The bottom left-hand graph on this slide.

And each point is a car.

And for each car, we've found it's weight, we've found it's fuel economy,

we've plotted the variable against one another.

And we have a run a regression through those points

through the method of least squares.

And that regression gives us a way of predicting the fuel economy of a vehicle

of any given weight.

Now why might you want to do that?

Well, one of the things that many vehicle manufacturers are thinking about these

days, is creating more fuel efficient vehicles.

And one approach to doing that is to actually change the materials that

vehicles are manufactured from.

So for example, they might be moving from steel to aluminum.

Well, that will reduce the weight of the vehicle.

Well, if the vehicle's weight is reduce,

I wonder how that will impact the fuel economy?

And so that's sort of question that we'd be able to start addressing through

such a model.

So that's a setup for this problem, but

I want to show you why looking at the residuals can be such a useful thing.

So when I look at the residuals from this particular regression, I know one of

the residuals, actually I found the biggest residual in the whole data set.

And that's the point that I have identified in red on the scatter plot.

And it is the biggest residual, it's a big positive residual.

Which means that the reality is, that this particular vehicle

needs a lot more gas going in the tank than the regression model would predict.

The regression model would predict the value on the line.

The red data point is the actual observed value.

It's above the line, so it's less fuel efficient than the model predicts.

It needs more gas to go in the tank than the model predicts.

So is there anything special about that vehicle?

Well, at that point I go back to the underlying data set and I drill down.

So, when I see big residuals, I'm going to drill down on those residuals.

And drilling down on this residual actually identifies the vehicle.

And the vehicle turns out to be something called a Mazda RX-7.

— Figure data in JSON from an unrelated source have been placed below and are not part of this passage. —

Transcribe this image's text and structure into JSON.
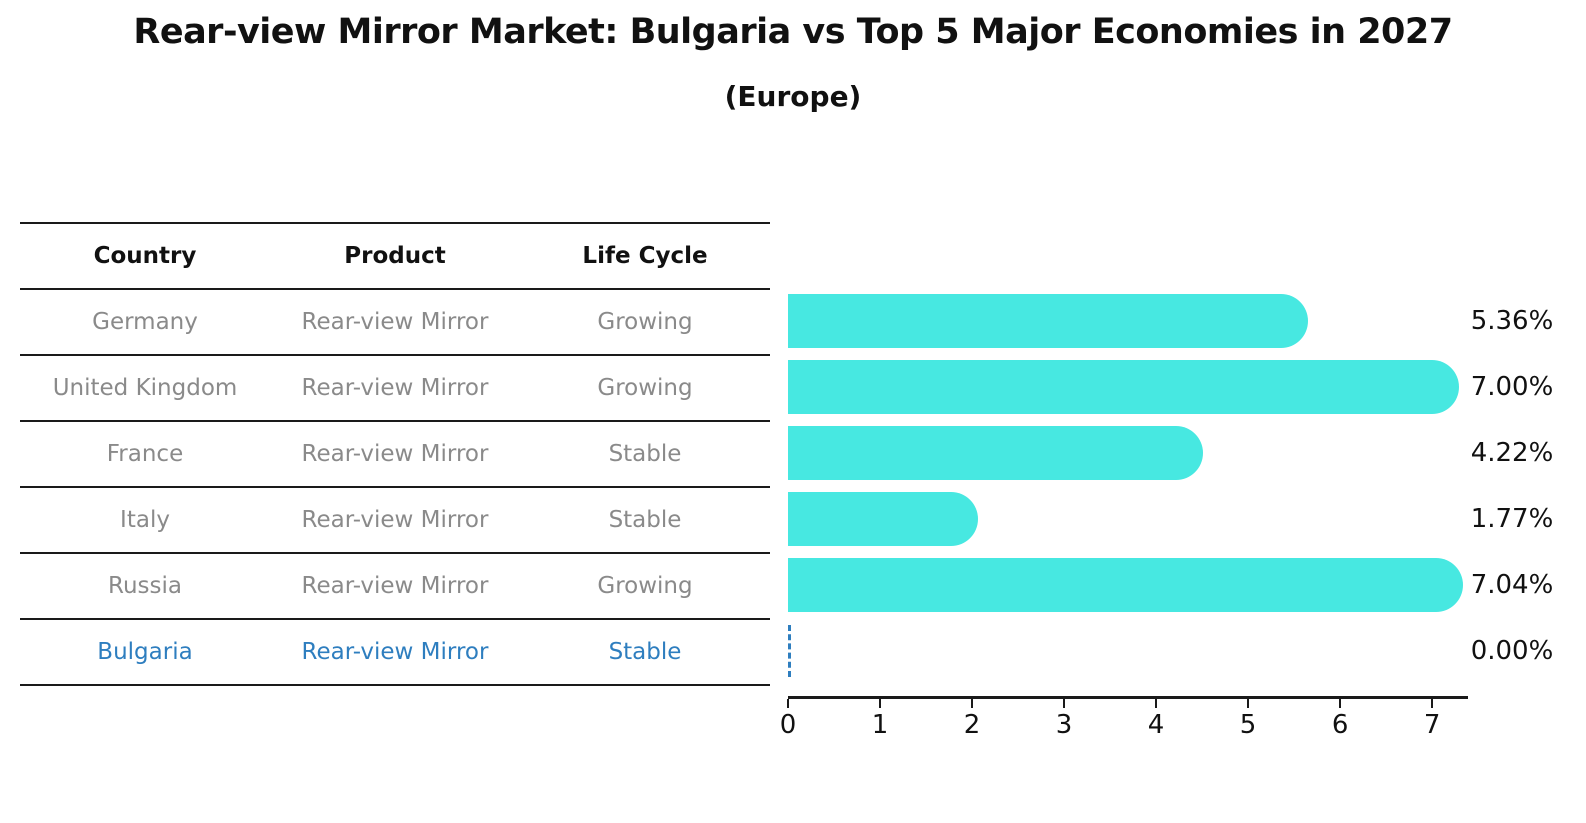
{
  "header": {
    "title": "Rear-view Mirror Market: Bulgaria vs Top 5 Major Economies in 2027",
    "subtitle": "(Europe)"
  },
  "table": {
    "columns": [
      "Country",
      "Product",
      "Life Cycle"
    ],
    "rows": [
      {
        "country": "Germany",
        "product": "Rear-view Mirror",
        "life_cycle": "Growing"
      },
      {
        "country": "United Kingdom",
        "product": "Rear-view Mirror",
        "life_cycle": "Growing"
      },
      {
        "country": "France",
        "product": "Rear-view Mirror",
        "life_cycle": "Stable"
      },
      {
        "country": "Italy",
        "product": "Rear-view Mirror",
        "life_cycle": "Stable"
      },
      {
        "country": "Russia",
        "product": "Rear-view Mirror",
        "life_cycle": "Growing"
      },
      {
        "country": "Bulgaria",
        "product": "Rear-view Mirror",
        "life_cycle": "Stable"
      }
    ]
  },
  "chart_data": {
    "type": "bar",
    "orientation": "horizontal",
    "title": "Rear-view Mirror Market: Bulgaria vs Top 5 Major Economies in 2027 (Europe)",
    "categories": [
      "Germany",
      "United Kingdom",
      "France",
      "Italy",
      "Russia",
      "Bulgaria"
    ],
    "values": [
      5.36,
      7.0,
      4.22,
      1.77,
      7.04,
      0.0
    ],
    "value_labels": [
      "5.36%",
      "7.00%",
      "4.22%",
      "1.77%",
      "7.04%",
      "0.00%"
    ],
    "x_ticks": [
      "0",
      "1",
      "2",
      "3",
      "4",
      "5",
      "6",
      "7"
    ],
    "xlim": [
      0,
      7.39
    ],
    "grid": false,
    "legend": "none",
    "highlight_category": "Bulgaria",
    "highlight_index": 5,
    "colors": {
      "bar": "#47e8e1",
      "highlight_text": "#2e7ebf",
      "row_text": "#8a8a8a",
      "header_text": "#111111",
      "axis": "#1a1a1a"
    }
  }
}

And this particular vehicle is somewhat unusual,

because it had what's termed a rotary engine,

which is a different sort of engine than any other single vehicle in this data set.

Every other vehicle had a standard engine, but the Mazda RX-7 had a rotary engine.

And that actually explains why its fuel economy is bad in the city.

And so by drilling down on the point, by looking at the residuals,

I've identified feature that I hadn't originally incorporated into the model.

And that would would be the type of engine.

And so, the residual and the exploration of the residual has

generated a new question for me that I didn't have prior to the analysis.

And that questions is,

I wonder how the type of engine impacts the fuel economy as well?

So that's one of the outcomes of a regression that can be very, very useful.

It's not the regression model directly talking to you.

It's the deviations from the underlying model that can sometimes be the most

insightful part of the model itself or the modeling process.

So remember in one of the other modules,

I talked about, what are the benefits of modelling?

And one of them is serendipitous outcomes, things that you find that you hadn't

expected to at the beginning, and I would put this up there as an example of that.

By exploring the residuals carefully, I've learned something new,

something that I hadn't anticipated.

And I might be able to subsequently improve my model by incorporating this

idea of type of engine into the model itself.

So the residuals are an important part of a regression model.